First, the population sample is composed of people who went out of their way to take the test on the website, which is a long way of spelling “the population sample is invalid”. Second, the volume of use of implicit association in psychology seems to be driven more by a compelling story of what it means and psychologists’ sheer joy at having a thing they can measure, in a short lab test, with numbers and everything, than any actual evidence that the story is true.
But those are objections I would bring up to any presentation of this data. What is bothering me about this infograph in particular is a new and exciting variant on misleading axis choice. The Post chose blue to represent a lower IAT score (which, if implicit association’s claims are correct, means being less racist) and red to be a higher one. The lowest values are a darker blue, the higher a darker red, with a neutral value being white. At this point, blue and red are so tightly associated with Democrat/liberal and Republican/conservative that I think using them for anything else is manipulative. But having white as a middle color also strikes me as weird. Wouldn’t an even mix of the two be purple?

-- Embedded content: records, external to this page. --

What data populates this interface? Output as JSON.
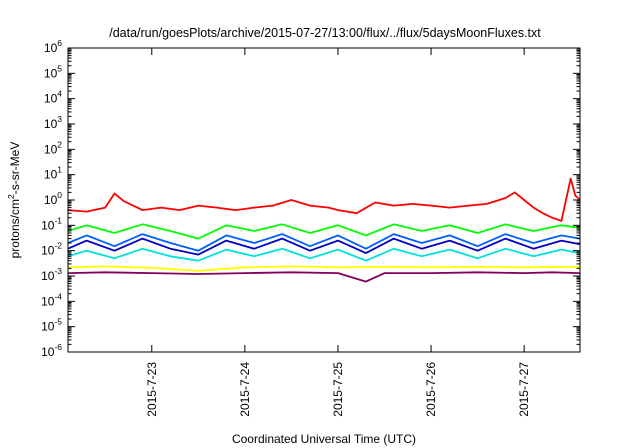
{
  "chart_data": {
    "type": "line",
    "title": "/data/run/goesPlots/archive/2015-07-27/13:00/flux/../flux/5daysMoonFluxes.txt",
    "xlabel": "Coordinated Universal Time (UTC)",
    "ylabel": {
      "prefix": "protons/cm",
      "sup": "2",
      "suffix": "-s-sr-MeV"
    },
    "yscale": "log",
    "ylim_exp": [
      -6,
      6
    ],
    "yticks": [
      {
        "base": "10",
        "exp": "6"
      },
      {
        "base": "10",
        "exp": "5"
      },
      {
        "base": "10",
        "exp": "4"
      },
      {
        "base": "10",
        "exp": "3"
      },
      {
        "base": "10",
        "exp": "2"
      },
      {
        "base": "10",
        "exp": "1"
      },
      {
        "base": "10",
        "exp": "0"
      },
      {
        "base": "10",
        "exp": "-1"
      },
      {
        "base": "10",
        "exp": "-2"
      },
      {
        "base": "10",
        "exp": "-3"
      },
      {
        "base": "10",
        "exp": "-4"
      },
      {
        "base": "10",
        "exp": "-5"
      },
      {
        "base": "10",
        "exp": "-6"
      }
    ],
    "xlim_days": [
      22.1,
      27.6
    ],
    "xticks": [
      {
        "day": 23,
        "label": "2015-7-23"
      },
      {
        "day": 24,
        "label": "2015-7-24"
      },
      {
        "day": 25,
        "label": "2015-7-25"
      },
      {
        "day": 26,
        "label": "2015-7-26"
      },
      {
        "day": 27,
        "label": "2015-7-27"
      }
    ],
    "grid": false,
    "legend": "none",
    "series": [
      {
        "color": "#800060",
        "points": [
          [
            22.1,
            0.0013
          ],
          [
            22.5,
            0.0014
          ],
          [
            23.0,
            0.0013
          ],
          [
            23.5,
            0.0012
          ],
          [
            24.0,
            0.0013
          ],
          [
            24.5,
            0.0014
          ],
          [
            25.0,
            0.0013
          ],
          [
            25.3,
            0.0006
          ],
          [
            25.5,
            0.0013
          ],
          [
            26.0,
            0.0013
          ],
          [
            26.5,
            0.0014
          ],
          [
            27.0,
            0.0013
          ],
          [
            27.3,
            0.0014
          ],
          [
            27.6,
            0.0013
          ]
        ]
      },
      {
        "color": "#ffff00",
        "points": [
          [
            22.1,
            0.0022
          ],
          [
            22.5,
            0.0024
          ],
          [
            23.0,
            0.0021
          ],
          [
            23.5,
            0.0016
          ],
          [
            24.0,
            0.0022
          ],
          [
            24.5,
            0.0024
          ],
          [
            25.0,
            0.0022
          ],
          [
            25.5,
            0.0023
          ],
          [
            26.0,
            0.0022
          ],
          [
            26.5,
            0.0023
          ],
          [
            27.0,
            0.0022
          ],
          [
            27.6,
            0.0023
          ]
        ]
      },
      {
        "color": "#00e0e0",
        "points": [
          [
            22.1,
            0.006
          ],
          [
            22.3,
            0.01
          ],
          [
            22.6,
            0.005
          ],
          [
            22.9,
            0.012
          ],
          [
            23.2,
            0.006
          ],
          [
            23.5,
            0.004
          ],
          [
            23.8,
            0.011
          ],
          [
            24.1,
            0.006
          ],
          [
            24.4,
            0.012
          ],
          [
            24.7,
            0.005
          ],
          [
            25.0,
            0.011
          ],
          [
            25.3,
            0.004
          ],
          [
            25.6,
            0.012
          ],
          [
            25.9,
            0.006
          ],
          [
            26.2,
            0.011
          ],
          [
            26.5,
            0.005
          ],
          [
            26.8,
            0.012
          ],
          [
            27.1,
            0.006
          ],
          [
            27.4,
            0.011
          ],
          [
            27.6,
            0.008
          ]
        ]
      },
      {
        "color": "#0060ff",
        "points": [
          [
            22.1,
            0.02
          ],
          [
            22.3,
            0.04
          ],
          [
            22.6,
            0.015
          ],
          [
            22.9,
            0.045
          ],
          [
            23.2,
            0.02
          ],
          [
            23.5,
            0.01
          ],
          [
            23.8,
            0.04
          ],
          [
            24.1,
            0.02
          ],
          [
            24.4,
            0.045
          ],
          [
            24.7,
            0.015
          ],
          [
            25.0,
            0.04
          ],
          [
            25.3,
            0.012
          ],
          [
            25.6,
            0.045
          ],
          [
            25.9,
            0.02
          ],
          [
            26.2,
            0.04
          ],
          [
            26.5,
            0.015
          ],
          [
            26.8,
            0.045
          ],
          [
            27.1,
            0.02
          ],
          [
            27.4,
            0.04
          ],
          [
            27.6,
            0.03
          ]
        ]
      },
      {
        "color": "#0000c0",
        "points": [
          [
            22.1,
            0.012
          ],
          [
            22.3,
            0.025
          ],
          [
            22.6,
            0.01
          ],
          [
            22.9,
            0.03
          ],
          [
            23.2,
            0.012
          ],
          [
            23.5,
            0.007
          ],
          [
            23.8,
            0.025
          ],
          [
            24.1,
            0.012
          ],
          [
            24.4,
            0.03
          ],
          [
            24.7,
            0.01
          ],
          [
            25.0,
            0.025
          ],
          [
            25.3,
            0.008
          ],
          [
            25.6,
            0.03
          ],
          [
            25.9,
            0.012
          ],
          [
            26.2,
            0.025
          ],
          [
            26.5,
            0.01
          ],
          [
            26.8,
            0.03
          ],
          [
            27.1,
            0.012
          ],
          [
            27.4,
            0.025
          ],
          [
            27.6,
            0.018
          ]
        ]
      },
      {
        "color": "#00ff00",
        "points": [
          [
            22.1,
            0.06
          ],
          [
            22.3,
            0.1
          ],
          [
            22.6,
            0.05
          ],
          [
            22.9,
            0.11
          ],
          [
            23.2,
            0.06
          ],
          [
            23.5,
            0.03
          ],
          [
            23.8,
            0.1
          ],
          [
            24.1,
            0.06
          ],
          [
            24.4,
            0.11
          ],
          [
            24.7,
            0.05
          ],
          [
            25.0,
            0.1
          ],
          [
            25.3,
            0.04
          ],
          [
            25.6,
            0.11
          ],
          [
            25.9,
            0.06
          ],
          [
            26.2,
            0.1
          ],
          [
            26.5,
            0.05
          ],
          [
            26.8,
            0.11
          ],
          [
            27.1,
            0.06
          ],
          [
            27.4,
            0.1
          ],
          [
            27.6,
            0.08
          ]
        ]
      },
      {
        "color": "#ff0000",
        "points": [
          [
            22.1,
            0.4
          ],
          [
            22.3,
            0.35
          ],
          [
            22.5,
            0.5
          ],
          [
            22.6,
            1.8
          ],
          [
            22.7,
            0.9
          ],
          [
            22.9,
            0.4
          ],
          [
            23.1,
            0.5
          ],
          [
            23.3,
            0.4
          ],
          [
            23.5,
            0.6
          ],
          [
            23.7,
            0.5
          ],
          [
            23.9,
            0.4
          ],
          [
            24.1,
            0.5
          ],
          [
            24.3,
            0.6
          ],
          [
            24.5,
            1.0
          ],
          [
            24.7,
            0.6
          ],
          [
            24.9,
            0.5
          ],
          [
            25.0,
            0.4
          ],
          [
            25.2,
            0.3
          ],
          [
            25.4,
            0.8
          ],
          [
            25.6,
            0.6
          ],
          [
            25.8,
            0.7
          ],
          [
            26.0,
            0.6
          ],
          [
            26.2,
            0.5
          ],
          [
            26.4,
            0.6
          ],
          [
            26.6,
            0.7
          ],
          [
            26.8,
            1.2
          ],
          [
            26.9,
            2.0
          ],
          [
            27.0,
            1.0
          ],
          [
            27.1,
            0.5
          ],
          [
            27.2,
            0.3
          ],
          [
            27.3,
            0.2
          ],
          [
            27.4,
            0.15
          ],
          [
            27.45,
            1.0
          ],
          [
            27.5,
            7.0
          ],
          [
            27.55,
            1.5
          ],
          [
            27.6,
            1.0
          ]
        ]
      }
    ]
  }
}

Worse, the “neutral” color does not rest on a score of 0, because that is the lowest score on the IAT. Instead white represents a score of 0.402, which is almost but not quite the middle of the range of state averages (0.341-0.456) It was chosen because it was the IAT score of the median state, Michigan. The overall effect is that a casual reading of the infograph would lead to conclude southeast and eastern states are racist and New England and northwest states are anti-racist. In fact, if you treat IAT score as a quantity, the most racist state is about 33% and 10 percentage points more racist than the least racist one. We don’t know what that corresponds to in actual behavior- does 10pp translate to a 1% difference in likelihood of hiring a black person, or 50%?- but that makes the color choices more misleading, not less.